ACERRA – Far west in pieno giorno, due feriti. E’ il bilancio – provvisorio – della sparatoria avvenuta ieri pomeriggio in centro ad Acerra. Stando ad una prima sommaria ricostruzione delle forze dell’ordine, nelle vicinanze di piazza San Pietro si sarebbero affrontati due gruppi di cittadini albanesi: in due sono finiti al pronto soccorso della clinica Villa dei Fiori in condizioni non gravi. Si tratta di una 28enne e di un 21enne che hanno riportato ferite da colpi di arma da fuoco al braccio (con frattura scomposta) ed alla gamba. Differenti le versione fornite agli investigatori, che in serata hanno acquisito le immagini delle telecamere di sorveglianza per provare a risalire alle persone coinvolte ed all’esatta dinamica dei fatti.
Sequestrata un’Alfa 156, colpita da due proiettili. Sarebbero almeno sei, inoltre, i bossoli calibro 9 trovati a terra e repertati. La sparatoria è avvenuta intorno alle quattro di ieri pomeriggio nei pressi nella centralissima piazza San Pietro. Il tutto è iniziato con una lite tra gli stranieri che si sarebbero affrontati tra via Del Pennino e piazza San Pietro: dalle parole si è passati alle mani, con i toni poi decisamente degenerati. Sarebbero spuntati anche dei bastoni, prima della ‘vendetta’ pochi minuti dopo a colpi di pistola.

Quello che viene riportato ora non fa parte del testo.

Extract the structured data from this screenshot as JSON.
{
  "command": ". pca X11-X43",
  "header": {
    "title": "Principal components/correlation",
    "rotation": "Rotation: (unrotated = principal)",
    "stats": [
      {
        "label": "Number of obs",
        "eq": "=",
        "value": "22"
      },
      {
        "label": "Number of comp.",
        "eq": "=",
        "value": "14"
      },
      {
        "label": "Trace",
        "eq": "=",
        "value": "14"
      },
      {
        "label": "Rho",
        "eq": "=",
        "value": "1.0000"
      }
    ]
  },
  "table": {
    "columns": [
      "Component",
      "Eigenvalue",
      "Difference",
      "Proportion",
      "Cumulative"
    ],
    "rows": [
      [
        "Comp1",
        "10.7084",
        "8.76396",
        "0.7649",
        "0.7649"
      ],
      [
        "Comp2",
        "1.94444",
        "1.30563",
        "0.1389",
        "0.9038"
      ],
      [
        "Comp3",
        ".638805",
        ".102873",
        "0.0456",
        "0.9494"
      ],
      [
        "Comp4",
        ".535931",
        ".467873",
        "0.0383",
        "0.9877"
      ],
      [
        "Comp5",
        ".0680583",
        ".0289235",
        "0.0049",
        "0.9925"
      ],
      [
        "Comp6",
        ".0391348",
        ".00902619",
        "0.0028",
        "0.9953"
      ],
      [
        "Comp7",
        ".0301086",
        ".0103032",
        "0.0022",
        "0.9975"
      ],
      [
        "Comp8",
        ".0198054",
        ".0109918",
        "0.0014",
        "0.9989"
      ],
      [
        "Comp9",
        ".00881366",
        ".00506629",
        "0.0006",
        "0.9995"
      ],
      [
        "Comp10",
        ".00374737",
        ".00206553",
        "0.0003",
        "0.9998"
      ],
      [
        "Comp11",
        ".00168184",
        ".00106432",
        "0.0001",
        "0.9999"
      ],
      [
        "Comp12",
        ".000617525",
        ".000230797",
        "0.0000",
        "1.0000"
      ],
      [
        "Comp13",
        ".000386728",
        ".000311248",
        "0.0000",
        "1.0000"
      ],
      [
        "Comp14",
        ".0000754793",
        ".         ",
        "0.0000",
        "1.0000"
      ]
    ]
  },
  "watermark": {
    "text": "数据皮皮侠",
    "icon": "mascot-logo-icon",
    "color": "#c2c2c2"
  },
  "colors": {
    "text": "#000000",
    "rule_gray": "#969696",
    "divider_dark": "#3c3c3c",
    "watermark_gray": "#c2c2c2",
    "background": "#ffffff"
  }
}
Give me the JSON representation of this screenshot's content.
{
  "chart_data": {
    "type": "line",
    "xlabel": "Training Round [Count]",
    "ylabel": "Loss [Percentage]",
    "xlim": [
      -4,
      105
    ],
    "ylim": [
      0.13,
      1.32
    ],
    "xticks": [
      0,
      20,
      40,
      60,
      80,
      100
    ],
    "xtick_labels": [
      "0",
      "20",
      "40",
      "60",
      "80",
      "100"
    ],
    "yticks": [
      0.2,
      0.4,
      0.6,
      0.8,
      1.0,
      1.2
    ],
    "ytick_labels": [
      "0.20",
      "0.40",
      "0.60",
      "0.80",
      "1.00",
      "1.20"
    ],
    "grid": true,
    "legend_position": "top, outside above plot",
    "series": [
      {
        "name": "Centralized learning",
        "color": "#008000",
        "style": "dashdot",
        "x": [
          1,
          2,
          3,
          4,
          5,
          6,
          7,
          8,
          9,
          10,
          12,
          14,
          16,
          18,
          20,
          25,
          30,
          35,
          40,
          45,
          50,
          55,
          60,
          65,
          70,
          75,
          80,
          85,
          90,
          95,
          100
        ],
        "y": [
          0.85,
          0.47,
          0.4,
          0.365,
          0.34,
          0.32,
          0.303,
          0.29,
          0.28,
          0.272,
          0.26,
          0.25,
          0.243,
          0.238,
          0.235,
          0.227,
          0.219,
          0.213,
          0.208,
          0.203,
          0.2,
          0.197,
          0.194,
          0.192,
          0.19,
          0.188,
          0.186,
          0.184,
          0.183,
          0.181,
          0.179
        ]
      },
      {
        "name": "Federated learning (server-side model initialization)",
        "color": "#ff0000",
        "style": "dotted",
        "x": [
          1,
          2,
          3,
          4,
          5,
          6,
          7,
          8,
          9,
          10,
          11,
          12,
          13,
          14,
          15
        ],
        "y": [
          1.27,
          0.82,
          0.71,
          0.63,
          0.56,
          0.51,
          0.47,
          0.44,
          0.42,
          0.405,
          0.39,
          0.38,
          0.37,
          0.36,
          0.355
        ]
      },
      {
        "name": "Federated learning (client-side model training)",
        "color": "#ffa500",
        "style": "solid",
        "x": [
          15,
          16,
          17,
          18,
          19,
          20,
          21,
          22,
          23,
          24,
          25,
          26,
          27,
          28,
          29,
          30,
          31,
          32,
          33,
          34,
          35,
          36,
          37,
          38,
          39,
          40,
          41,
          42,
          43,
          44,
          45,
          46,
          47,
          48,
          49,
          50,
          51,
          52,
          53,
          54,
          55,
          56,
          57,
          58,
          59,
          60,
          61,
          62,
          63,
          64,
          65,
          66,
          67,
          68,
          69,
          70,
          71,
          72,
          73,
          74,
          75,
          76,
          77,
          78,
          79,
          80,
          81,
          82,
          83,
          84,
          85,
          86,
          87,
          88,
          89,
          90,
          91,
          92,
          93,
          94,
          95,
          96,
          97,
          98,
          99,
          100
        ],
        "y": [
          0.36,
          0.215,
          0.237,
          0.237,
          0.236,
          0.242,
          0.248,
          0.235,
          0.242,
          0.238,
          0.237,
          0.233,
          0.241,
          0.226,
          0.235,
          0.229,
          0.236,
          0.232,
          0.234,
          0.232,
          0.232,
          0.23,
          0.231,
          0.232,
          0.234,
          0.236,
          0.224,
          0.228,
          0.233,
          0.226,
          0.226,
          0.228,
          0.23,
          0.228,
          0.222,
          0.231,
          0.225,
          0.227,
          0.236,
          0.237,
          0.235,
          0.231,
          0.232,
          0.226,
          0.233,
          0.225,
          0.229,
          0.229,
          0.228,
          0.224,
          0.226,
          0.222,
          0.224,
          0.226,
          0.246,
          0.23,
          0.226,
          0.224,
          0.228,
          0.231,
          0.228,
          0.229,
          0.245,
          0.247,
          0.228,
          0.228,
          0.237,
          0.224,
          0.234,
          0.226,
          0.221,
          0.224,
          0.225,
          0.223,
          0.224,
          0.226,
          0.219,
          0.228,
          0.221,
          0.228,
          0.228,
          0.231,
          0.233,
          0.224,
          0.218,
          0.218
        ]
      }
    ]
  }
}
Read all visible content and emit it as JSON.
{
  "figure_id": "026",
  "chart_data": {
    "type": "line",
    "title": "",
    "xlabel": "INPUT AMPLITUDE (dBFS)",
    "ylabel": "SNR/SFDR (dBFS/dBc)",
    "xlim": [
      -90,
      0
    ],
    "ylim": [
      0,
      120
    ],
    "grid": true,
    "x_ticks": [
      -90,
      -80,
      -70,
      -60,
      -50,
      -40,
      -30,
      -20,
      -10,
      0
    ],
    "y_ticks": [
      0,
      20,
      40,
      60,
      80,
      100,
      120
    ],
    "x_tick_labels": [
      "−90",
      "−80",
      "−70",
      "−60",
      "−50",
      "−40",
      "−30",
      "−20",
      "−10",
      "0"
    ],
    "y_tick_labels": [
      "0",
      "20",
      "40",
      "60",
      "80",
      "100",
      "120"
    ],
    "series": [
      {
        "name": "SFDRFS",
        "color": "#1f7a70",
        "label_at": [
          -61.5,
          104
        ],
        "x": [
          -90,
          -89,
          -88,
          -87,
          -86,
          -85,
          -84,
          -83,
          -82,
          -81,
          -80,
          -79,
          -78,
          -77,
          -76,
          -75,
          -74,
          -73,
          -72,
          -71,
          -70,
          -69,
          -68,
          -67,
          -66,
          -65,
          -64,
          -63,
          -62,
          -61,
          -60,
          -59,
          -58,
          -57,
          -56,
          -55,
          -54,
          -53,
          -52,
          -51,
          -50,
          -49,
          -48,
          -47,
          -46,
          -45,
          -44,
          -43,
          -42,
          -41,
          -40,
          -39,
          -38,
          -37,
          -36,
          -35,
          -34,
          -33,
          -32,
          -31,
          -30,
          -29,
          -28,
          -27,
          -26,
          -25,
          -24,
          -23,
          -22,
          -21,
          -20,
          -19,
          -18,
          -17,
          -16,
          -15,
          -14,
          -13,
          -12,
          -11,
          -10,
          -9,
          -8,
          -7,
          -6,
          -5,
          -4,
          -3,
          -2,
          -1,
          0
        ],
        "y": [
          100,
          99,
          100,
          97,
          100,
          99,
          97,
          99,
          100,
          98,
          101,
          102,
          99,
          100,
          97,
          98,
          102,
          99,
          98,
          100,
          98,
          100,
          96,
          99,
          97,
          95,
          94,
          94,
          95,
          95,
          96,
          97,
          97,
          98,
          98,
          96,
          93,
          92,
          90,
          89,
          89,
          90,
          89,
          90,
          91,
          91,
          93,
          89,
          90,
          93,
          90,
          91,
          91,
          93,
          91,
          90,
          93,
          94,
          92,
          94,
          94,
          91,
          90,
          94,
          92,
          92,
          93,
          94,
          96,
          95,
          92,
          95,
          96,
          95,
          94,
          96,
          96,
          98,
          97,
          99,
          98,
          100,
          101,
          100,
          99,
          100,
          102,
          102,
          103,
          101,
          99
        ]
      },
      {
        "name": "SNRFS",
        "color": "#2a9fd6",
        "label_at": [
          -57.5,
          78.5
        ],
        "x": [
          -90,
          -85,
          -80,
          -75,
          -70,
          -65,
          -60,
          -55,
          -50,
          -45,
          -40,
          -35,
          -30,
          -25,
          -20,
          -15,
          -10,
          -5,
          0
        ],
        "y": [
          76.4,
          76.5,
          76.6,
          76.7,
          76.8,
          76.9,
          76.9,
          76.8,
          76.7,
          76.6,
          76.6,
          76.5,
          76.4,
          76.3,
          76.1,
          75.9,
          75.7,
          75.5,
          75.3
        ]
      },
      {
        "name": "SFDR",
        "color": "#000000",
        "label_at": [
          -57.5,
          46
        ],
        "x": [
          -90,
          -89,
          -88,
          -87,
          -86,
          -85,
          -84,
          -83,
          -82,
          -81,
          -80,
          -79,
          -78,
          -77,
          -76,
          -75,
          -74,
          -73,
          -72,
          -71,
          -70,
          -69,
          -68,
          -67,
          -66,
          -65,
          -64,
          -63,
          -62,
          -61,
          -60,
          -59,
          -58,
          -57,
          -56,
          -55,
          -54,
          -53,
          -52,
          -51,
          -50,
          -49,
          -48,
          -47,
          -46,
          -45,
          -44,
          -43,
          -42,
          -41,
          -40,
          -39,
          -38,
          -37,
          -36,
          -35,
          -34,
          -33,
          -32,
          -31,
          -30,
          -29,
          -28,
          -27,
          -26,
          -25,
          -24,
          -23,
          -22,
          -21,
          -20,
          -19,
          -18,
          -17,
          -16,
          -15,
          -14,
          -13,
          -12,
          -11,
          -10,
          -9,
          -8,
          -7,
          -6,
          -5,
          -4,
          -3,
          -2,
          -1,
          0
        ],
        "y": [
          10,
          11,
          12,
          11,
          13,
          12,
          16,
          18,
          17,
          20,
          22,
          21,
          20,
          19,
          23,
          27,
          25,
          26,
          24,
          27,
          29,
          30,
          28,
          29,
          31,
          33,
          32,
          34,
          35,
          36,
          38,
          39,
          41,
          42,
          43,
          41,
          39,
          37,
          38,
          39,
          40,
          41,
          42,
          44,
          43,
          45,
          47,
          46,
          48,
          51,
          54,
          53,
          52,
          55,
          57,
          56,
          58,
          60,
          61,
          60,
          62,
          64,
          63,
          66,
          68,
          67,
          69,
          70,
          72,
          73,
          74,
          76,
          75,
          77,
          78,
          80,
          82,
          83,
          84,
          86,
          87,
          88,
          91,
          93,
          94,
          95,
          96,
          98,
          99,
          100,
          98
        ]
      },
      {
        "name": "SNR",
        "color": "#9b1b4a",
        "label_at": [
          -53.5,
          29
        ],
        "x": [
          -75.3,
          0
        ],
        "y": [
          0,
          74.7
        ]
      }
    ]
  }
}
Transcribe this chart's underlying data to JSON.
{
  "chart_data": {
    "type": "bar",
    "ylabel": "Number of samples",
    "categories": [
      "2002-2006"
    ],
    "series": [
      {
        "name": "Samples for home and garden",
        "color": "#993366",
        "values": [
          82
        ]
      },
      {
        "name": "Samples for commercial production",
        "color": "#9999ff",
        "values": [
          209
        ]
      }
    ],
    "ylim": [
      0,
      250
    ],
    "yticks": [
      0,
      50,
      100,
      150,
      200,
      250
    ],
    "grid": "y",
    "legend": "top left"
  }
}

Ci è mancato davvero poco, tuttavia, che quello che è sembrato a tutti gli effetti un regolamento di conti tra bande di albanesi potesse tramutarsi in tragedia: al di là dei due giovani feriti in maniera fortunatamente non grave, un proiettile si è conficcato nella vetrina di un negozio di fiori adiacente la piazza che stava allestendo la vetrina in vista dell’inaugurazione serale per le festività natalizie. Ciò che desta il maggiore sconcerto, infatti, è che la sparatoria all’impazzata è avvenuta in pieno giorno ed in pieno centro. Per tutta la giornata gli agenti del commissariato di polizia di Acerra hanno provato a ricostruire nel dettaglio quanto avvenuto, non ricevendo grande aiuto a partire dai feriti, che hanno fornito versioni diametralmente opposte rispetto all’accaduto. Alla base della lite degenerata in colpi di arma da fuoco potrebbero esserci futili motivi. Interrogate pure diverse persone ed effettuate perquisizioni alla ricerca delle armi che hanno seminato il terrore in quella che sembrava semplicemente una tranquilla domenica d’autunno.